CEPSTRUM-LIKE ICA REPRESENTATIONS FOR TEXT INDEPENDENT SPEAKER RECOGNITION

Automatic methods to determine voiceprints in speech samples predominantly use short-time spectra to yield specific features of a given speaker. Among these, the Mel Frequency Cepstrum Coefficient (MFCC) features are widely used today. The speaker recognition method presented here is based on short-time spectra, however the feature extraction process does not correspond to the MFCC process. The motivation was to avoid what we see as shortcomings of present approaches, particularly the blurring effect in the frequency domain, which confuses rather than helps in distinguishing speakers. We introduce a speech synthesis model that can be identified using Independent Component Analysis (ICA).
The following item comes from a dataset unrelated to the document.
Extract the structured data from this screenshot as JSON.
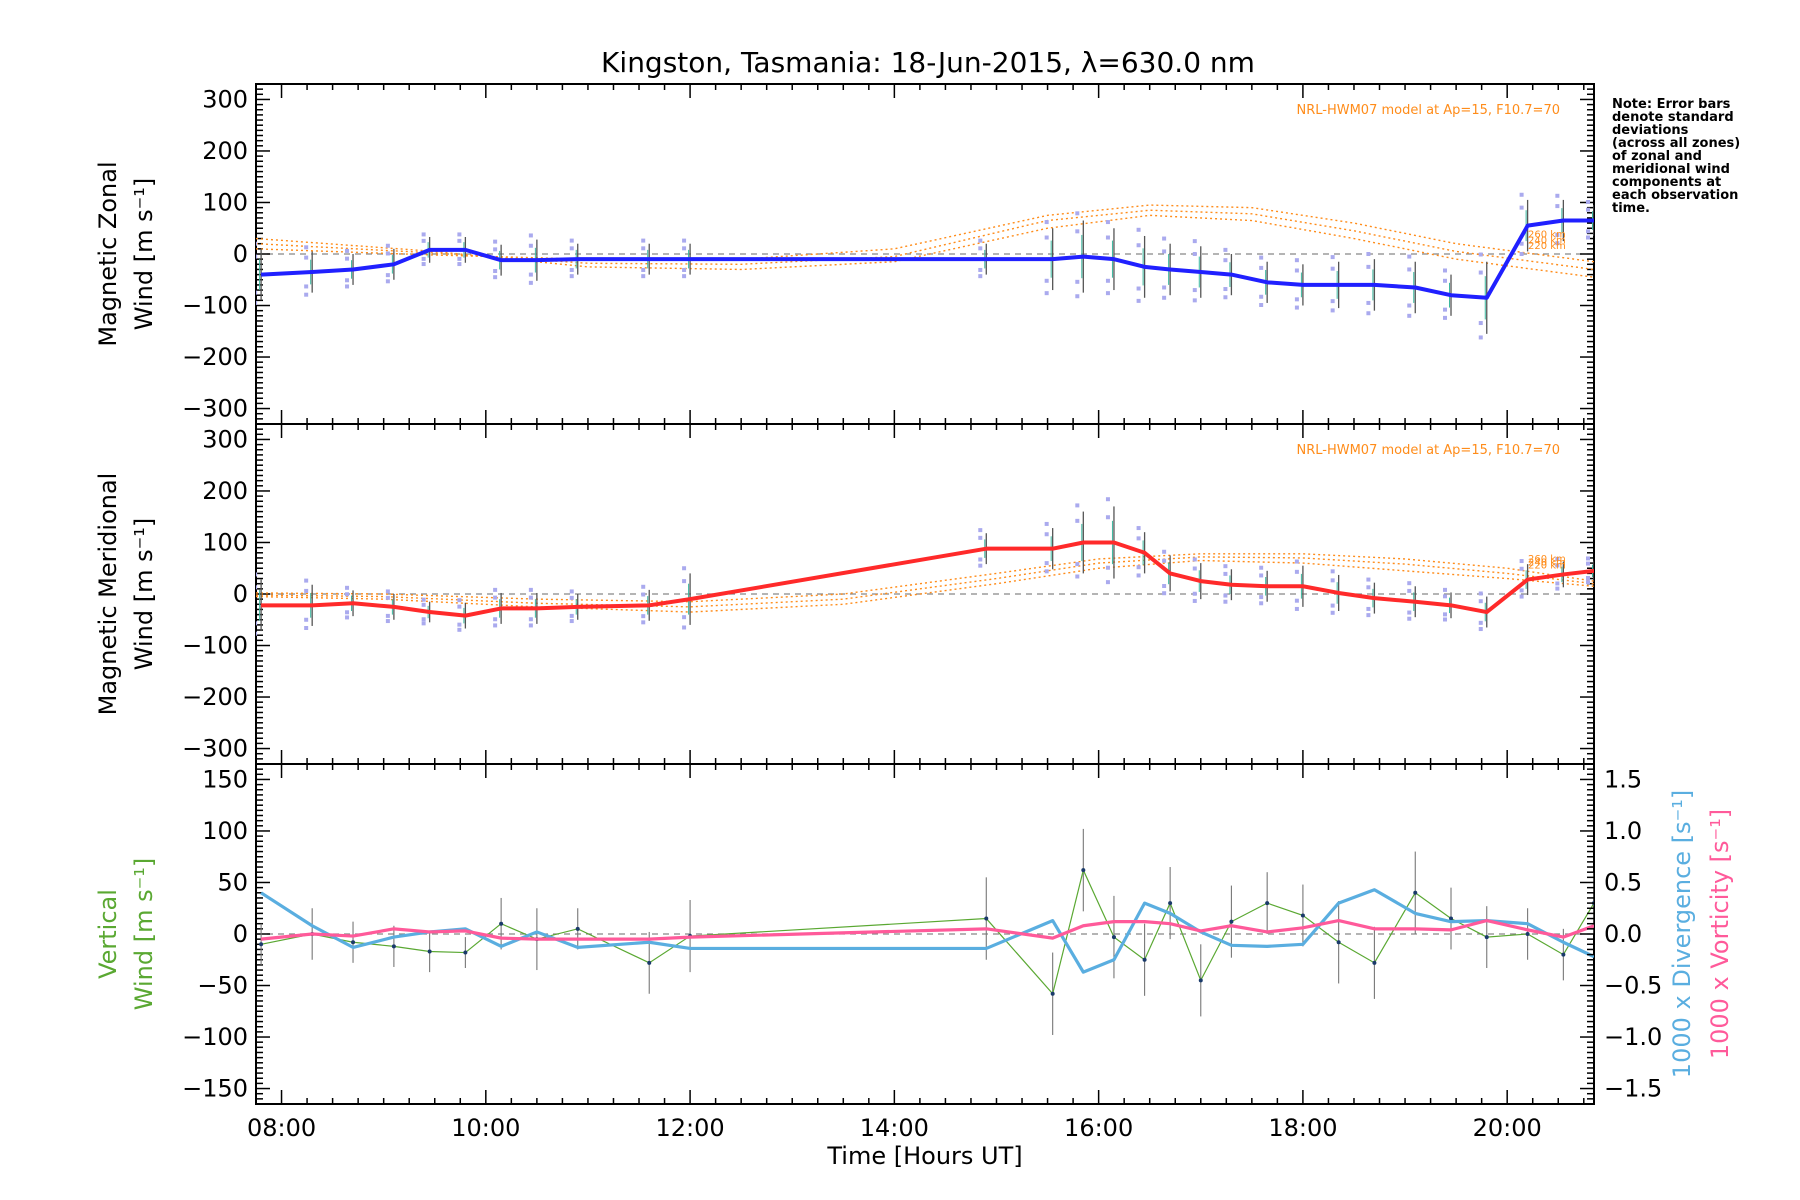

The ICA representations of log spectral data result in cepstral-like, independent coefficients, which capture correlations among frequency bands specific to the given speaker. It also results in speaker specific basis functions. Coefficients determined from test data using a speaker’s true basis functions show a low degree of correlation, while those determined using other basis functions do not. This enables the system to reliably recognize speakers. The resulting speaker recognition method is text-independent, invariant over time, and robust to channel variability. Its effectiveness has been tested in representing and recognizing speakers from a set of 462 people from the TIMIT database.